Le sacerdoce des élus locaux

La démission du maire de Saint-Brevin a entrainé une prise de parole de nombre d’élus locaux qui ont rappelé à quel point le statut de l’élu local peut être ingrat et repose sur un certain sens du devoir et du sacerdoce. Dans les petites villes et les villages, les indemnités sont peu élevées, le maire a une administration souvent sous-dimensionnée et les attentes qu’il génère sont parfois disproportionnées. Mais ce que les statistiques montrent surtout, c’est que le maire commence à être touché par le rejet que subissent les politiques et qui épargnait encore l’échelon local. Un rejet sans doute lié au sentiment de déclassement de la population dans les zones périurbaines.
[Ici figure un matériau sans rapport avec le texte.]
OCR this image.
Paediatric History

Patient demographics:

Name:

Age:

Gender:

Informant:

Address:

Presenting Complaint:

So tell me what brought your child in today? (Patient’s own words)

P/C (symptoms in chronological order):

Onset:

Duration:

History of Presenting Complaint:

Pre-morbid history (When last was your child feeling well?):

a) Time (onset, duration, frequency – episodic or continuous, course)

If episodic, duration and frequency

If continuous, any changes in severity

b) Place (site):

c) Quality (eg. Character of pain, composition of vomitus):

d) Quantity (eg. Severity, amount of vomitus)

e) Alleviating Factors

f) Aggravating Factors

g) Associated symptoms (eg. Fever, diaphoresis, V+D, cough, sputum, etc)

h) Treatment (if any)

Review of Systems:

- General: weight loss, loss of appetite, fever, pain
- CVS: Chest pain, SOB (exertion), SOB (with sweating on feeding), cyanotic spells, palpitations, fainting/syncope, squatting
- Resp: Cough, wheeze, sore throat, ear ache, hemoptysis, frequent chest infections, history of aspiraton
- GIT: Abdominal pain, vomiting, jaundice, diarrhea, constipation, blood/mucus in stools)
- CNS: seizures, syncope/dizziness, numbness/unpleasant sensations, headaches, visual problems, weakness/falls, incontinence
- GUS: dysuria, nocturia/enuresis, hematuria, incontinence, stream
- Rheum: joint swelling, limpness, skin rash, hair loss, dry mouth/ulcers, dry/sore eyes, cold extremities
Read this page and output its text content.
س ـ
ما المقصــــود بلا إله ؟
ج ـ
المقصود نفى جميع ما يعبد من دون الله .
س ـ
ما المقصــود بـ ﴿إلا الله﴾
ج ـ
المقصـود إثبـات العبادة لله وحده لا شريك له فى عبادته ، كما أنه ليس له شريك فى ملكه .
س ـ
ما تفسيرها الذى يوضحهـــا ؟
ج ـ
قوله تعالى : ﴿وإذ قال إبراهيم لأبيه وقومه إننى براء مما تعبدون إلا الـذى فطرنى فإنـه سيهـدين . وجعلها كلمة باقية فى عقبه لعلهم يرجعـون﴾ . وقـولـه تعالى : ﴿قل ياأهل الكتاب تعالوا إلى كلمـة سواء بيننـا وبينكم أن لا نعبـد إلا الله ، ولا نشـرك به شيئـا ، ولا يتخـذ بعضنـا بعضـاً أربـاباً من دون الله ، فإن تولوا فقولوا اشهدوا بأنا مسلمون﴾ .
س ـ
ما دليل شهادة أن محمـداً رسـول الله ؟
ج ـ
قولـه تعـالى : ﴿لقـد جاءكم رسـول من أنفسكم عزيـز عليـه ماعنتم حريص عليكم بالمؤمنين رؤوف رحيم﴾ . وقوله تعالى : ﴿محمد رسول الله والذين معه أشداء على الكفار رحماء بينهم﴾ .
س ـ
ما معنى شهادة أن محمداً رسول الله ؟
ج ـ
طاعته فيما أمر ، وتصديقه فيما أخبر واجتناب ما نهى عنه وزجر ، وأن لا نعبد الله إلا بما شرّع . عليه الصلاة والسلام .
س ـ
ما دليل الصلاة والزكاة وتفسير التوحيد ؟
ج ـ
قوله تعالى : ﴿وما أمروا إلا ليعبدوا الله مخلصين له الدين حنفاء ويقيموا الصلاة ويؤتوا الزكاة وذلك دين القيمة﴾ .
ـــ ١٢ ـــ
Le constat d’impuissance et/ou d’incompétence des élus face à ce qui inquiète la population (crise de l’énergie, crise migratoire, difficultés financières, difficulté à se projeter dans un monde hostile et anticipation de la régression sociale) rend insupportable un monde politique qui a tendance à remplacer l’action par la leçon de morale permanente. Premier maillon de cette chaîne politique que les Français voient comme plus soucieuse de son poste que de l’avenir du pays, les maires sont en première ligne et essuient les plâtres des erreurs qu’ils n’ont pas commises mais dont ils sont vus comme comptables. Ajoutons à cela que le discours sur la décentralisation prétend leur avoir redonné du pouvoir, mais que la technocratie sait leur lier les mains sur les dossiers les plus susceptibles de susciter des réactions hostiles, comme les installations d’éoliennes ou de centres d’accueil de migrants…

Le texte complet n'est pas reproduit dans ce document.